Chairman of the US Federal Reserve Jerome Powell speaks alongside Michelle Bowman (L), Board Vice Chair for Supervision, Lisa Prepare dinner (2nd R), Board Governor, and Adriana Kugler (R), Board Governor, as he chairs a Federal Reserve Board open assembly discussing proposed revisions to the board’s supplementary leverage ratio requirements on the Federal Reserve Board constructing in Washington, DC, on June 25, 2025.
Saul Loeb | Afp | Getty Photos
The Federal Reserve on Wednesday proposed easing a key capital rule that banks say has restricted their means to function, drawing dissent from no less than two officers who say the transfer might undermine vital safeguards.
Often known as the improved supplementary leverage ratio, the measure regulates the amount and high quality of capital banks must be holding on their steadiness sheets. The rule emanated from a post-financial disaster effort to make sure the steadiness of the nation’s largest banks.
Nonetheless, in recent times as financial institution reserves have constructed and considerations have grown over Treasury market liquidity, Wall Avenue executives and Fed officers have pushed to roll again the necessities. The laws focused deal with all capital the identical.
“This stark enhance within the quantity of comparatively secure and low-risk belongings on financial institution steadiness sheets over the previous decade or so has resulted within the leverage ratio changing into extra binding,” Fed Chair Jerome Powell mentioned in a press release. “Primarily based on this expertise, it’s prudent for us to rethink our unique strategy.”
The Fed board put the proposal open for a 60-day public remark window.
In its draft kind, the measure would name for lowering the top-tier capital massive banks should maintain by 1.4%, or some $13 billion, for holding firms. Subsidiaries would see a bigger drop, of $210 billion, which might nonetheless be held by the dad or mum financial institution. The usual applies the identical guidelines to so-called globally systemic vital banks in addition to their subsidiaries.

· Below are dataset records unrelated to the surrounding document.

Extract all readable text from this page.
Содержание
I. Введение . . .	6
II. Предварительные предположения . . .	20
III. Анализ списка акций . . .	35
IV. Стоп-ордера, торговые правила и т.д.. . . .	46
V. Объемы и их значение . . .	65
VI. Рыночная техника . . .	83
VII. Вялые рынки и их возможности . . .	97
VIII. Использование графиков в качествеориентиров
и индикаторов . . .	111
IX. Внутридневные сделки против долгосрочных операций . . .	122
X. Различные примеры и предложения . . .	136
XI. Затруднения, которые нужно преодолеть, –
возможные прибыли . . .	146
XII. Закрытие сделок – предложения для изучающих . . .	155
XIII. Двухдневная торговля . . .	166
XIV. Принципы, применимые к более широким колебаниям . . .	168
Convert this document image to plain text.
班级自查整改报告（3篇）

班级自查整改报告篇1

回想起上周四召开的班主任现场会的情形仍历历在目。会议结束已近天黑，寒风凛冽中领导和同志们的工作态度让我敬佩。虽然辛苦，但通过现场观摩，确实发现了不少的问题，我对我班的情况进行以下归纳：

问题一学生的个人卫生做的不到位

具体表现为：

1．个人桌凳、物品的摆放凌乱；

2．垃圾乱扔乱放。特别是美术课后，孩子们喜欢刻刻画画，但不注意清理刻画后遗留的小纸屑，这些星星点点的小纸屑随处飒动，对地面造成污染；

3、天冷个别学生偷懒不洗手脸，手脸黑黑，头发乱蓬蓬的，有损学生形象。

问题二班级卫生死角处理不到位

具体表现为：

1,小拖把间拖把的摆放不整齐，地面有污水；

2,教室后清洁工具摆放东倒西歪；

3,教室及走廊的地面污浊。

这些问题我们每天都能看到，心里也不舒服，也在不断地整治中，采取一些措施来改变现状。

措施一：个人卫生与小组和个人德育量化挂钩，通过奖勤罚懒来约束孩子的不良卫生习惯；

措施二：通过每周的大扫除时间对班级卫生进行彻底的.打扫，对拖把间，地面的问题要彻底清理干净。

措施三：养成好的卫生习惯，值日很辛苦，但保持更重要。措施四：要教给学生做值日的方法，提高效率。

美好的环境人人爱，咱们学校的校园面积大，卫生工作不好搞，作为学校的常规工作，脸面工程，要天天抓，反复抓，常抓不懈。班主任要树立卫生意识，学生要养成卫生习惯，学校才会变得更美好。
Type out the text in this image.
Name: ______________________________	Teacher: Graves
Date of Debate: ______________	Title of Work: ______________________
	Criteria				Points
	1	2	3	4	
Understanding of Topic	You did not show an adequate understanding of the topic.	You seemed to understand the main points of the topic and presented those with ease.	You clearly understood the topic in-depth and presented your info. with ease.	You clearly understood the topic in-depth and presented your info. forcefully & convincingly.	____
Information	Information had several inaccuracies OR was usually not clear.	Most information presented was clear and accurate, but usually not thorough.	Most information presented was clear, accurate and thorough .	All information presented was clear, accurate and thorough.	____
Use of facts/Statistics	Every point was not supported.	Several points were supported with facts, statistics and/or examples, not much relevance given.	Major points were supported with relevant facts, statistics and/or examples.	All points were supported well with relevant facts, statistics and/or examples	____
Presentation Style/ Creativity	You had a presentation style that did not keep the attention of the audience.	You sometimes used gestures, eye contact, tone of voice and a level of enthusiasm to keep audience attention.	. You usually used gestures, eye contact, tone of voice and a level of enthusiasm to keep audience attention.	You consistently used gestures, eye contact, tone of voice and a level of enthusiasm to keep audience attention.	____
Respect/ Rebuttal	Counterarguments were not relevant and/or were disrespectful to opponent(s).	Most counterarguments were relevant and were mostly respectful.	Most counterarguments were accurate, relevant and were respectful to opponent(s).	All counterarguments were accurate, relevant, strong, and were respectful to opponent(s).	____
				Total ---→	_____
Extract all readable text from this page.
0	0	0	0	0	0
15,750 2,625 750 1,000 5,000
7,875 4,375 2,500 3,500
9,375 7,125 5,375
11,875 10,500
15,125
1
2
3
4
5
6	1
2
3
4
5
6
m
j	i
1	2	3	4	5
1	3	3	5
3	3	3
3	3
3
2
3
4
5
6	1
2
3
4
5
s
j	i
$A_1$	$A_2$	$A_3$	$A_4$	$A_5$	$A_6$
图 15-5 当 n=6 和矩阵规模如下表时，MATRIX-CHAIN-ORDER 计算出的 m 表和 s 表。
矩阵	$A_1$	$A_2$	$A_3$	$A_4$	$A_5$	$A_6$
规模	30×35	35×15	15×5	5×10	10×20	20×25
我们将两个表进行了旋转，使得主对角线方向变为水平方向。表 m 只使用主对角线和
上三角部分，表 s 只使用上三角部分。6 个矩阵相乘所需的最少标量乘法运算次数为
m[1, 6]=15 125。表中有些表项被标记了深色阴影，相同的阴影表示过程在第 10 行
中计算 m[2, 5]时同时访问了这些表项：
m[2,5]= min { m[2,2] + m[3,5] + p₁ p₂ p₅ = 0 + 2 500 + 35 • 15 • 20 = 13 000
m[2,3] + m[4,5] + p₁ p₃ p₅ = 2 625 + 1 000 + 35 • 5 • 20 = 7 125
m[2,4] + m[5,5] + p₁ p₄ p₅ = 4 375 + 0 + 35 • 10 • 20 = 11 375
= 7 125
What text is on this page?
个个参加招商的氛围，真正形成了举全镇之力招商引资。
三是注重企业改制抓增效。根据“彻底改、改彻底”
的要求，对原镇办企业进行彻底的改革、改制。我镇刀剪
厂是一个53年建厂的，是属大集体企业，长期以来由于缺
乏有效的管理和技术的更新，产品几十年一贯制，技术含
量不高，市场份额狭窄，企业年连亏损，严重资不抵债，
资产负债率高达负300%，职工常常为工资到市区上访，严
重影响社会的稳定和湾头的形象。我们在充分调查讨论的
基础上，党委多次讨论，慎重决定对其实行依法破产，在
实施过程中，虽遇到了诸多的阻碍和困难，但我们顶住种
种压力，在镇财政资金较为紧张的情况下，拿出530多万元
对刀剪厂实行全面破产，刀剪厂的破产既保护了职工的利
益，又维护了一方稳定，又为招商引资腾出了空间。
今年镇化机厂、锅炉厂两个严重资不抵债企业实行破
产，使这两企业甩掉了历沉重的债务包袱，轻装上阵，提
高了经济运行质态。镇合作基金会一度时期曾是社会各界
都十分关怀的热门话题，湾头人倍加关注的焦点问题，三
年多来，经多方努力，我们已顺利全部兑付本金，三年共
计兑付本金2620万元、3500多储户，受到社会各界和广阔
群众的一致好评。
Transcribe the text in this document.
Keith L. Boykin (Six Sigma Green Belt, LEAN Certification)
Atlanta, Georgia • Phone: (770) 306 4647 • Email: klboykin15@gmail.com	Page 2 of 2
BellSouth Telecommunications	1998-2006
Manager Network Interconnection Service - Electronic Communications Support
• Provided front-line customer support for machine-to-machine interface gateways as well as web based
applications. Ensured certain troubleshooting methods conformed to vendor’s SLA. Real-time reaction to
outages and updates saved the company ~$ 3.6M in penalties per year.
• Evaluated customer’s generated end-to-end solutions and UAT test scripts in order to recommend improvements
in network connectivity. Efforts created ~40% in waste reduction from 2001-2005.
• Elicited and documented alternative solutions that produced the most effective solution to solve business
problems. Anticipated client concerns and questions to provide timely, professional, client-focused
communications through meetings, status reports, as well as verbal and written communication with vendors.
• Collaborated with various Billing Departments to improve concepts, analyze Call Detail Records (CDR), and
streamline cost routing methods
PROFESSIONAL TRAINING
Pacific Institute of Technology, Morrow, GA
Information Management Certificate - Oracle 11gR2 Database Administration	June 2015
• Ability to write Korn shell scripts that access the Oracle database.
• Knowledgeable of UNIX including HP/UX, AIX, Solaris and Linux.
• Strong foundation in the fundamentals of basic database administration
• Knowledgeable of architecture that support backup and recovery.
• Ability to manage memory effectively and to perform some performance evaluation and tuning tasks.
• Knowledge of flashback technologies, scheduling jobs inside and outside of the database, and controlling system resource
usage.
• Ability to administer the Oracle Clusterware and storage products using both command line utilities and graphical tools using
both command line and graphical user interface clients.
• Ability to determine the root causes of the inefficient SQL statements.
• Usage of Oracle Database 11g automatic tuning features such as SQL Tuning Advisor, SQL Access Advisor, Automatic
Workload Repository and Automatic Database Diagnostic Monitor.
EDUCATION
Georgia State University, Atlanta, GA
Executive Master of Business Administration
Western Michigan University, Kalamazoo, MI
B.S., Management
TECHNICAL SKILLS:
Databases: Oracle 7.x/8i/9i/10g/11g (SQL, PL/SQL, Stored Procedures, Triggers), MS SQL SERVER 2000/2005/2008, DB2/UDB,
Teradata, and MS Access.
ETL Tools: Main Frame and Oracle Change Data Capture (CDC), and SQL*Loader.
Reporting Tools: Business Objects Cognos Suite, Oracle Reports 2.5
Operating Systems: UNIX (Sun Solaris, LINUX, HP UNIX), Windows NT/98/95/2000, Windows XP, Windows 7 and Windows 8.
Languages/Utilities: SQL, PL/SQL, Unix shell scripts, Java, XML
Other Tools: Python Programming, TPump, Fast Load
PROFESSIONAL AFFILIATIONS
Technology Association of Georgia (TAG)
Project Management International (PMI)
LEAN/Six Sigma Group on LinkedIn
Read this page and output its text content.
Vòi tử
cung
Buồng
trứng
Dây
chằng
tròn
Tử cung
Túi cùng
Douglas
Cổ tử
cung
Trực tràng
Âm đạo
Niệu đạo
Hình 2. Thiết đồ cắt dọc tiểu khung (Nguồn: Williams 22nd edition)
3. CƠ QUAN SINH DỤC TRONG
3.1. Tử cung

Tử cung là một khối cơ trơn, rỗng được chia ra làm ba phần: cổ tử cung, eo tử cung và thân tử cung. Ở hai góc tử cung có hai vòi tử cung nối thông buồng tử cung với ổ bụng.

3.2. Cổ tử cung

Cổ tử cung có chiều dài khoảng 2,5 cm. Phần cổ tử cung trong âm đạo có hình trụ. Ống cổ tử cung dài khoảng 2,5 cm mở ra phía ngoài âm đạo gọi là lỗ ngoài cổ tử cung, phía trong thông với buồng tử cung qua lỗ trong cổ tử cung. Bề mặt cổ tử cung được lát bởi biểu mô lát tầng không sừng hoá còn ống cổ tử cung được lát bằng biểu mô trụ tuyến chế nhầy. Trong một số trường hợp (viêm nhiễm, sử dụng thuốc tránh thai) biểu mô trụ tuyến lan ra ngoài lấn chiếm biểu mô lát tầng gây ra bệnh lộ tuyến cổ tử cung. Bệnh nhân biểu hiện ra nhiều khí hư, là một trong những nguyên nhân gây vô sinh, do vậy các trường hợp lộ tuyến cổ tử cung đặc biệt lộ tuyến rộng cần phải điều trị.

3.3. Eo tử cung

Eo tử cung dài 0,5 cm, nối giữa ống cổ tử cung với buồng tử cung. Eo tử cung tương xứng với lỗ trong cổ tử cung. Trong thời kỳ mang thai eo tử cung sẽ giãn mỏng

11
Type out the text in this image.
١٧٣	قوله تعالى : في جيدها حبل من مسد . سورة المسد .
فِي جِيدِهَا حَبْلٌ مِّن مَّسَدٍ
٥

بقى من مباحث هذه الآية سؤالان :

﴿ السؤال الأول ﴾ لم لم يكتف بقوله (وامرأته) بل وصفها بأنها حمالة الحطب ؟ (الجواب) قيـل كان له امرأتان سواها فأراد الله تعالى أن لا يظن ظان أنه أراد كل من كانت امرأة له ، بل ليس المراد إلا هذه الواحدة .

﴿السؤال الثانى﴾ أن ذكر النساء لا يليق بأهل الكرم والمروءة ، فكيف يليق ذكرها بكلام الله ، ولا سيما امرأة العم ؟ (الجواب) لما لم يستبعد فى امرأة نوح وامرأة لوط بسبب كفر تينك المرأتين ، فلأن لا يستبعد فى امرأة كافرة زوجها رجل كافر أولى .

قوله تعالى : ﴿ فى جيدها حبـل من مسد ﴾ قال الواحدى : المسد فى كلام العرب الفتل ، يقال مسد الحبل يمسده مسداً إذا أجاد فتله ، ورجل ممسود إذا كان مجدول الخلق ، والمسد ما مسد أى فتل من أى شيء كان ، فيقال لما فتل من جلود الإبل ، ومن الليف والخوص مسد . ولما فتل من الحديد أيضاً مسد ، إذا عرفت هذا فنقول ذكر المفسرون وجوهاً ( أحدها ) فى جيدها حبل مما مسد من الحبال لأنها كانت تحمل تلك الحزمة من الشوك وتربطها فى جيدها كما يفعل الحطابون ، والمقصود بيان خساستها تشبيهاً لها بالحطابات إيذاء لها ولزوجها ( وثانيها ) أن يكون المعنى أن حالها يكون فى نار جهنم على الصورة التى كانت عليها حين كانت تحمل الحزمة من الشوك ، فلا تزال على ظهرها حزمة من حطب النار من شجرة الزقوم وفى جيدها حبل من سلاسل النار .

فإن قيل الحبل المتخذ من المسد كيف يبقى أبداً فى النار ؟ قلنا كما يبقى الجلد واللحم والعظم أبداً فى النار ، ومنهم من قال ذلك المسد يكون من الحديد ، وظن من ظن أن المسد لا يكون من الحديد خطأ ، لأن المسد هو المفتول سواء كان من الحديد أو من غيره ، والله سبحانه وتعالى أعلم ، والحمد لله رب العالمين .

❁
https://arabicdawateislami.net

The rule would decrease capital necessities to vary of three.5% to 4.5% from the present 5%, with subsidiaries put in the identical vary from a earlier degree of 6%.
Present Vice Chair for Supervision Michelle Bowman and Governor Christopher Waller launched statements supporting the modifications.
“The proposal will assist to construct resilience in U.S. Treasury markets, lowering the chance of market dysfunction and the necessity for the Federal Reserve to intervene in a future stress occasion,” Bowman acknowledged. “We must be proactive in addressing the unintended penalties of financial institution regulation, together with the bindingness of the eSLR, whereas making certain the framework continues to advertise security, soundness, and monetary stability.”
On the entire, the plan seeks to loosen up banks to tackle extra lower-risk stock equivalent to Treasurys, which at the moment are handled primarily the identical as high-yield bonds for capital functions. Fed regulators primarily are searching for the capital necessities to function a security internet somewhat than a bind on exercise.
Nonetheless, Governors Adriana Kugler and Michael Barr, the previous vice chair of supervision, mentioned they might oppose the transfer.
“Even when some additional Treasury market intermediation had been to happen in regular instances, this proposal is unlikely to assist in instances of stress,” Barr mentioned in a separate assertion. “Briefly, companies will doubtless use the proposal to distribute capital to shareholders and have interaction within the highest return actions accessible to them, somewhat than to meaningfully enhance Treasury intermediation.”
The leverage ratio has come below criticism for primarily penalizing banks for holding Treasurys. Official paperwork launched Wednesday say the brand new laws align with so-called Basel requirements, which set requirements for banks globally.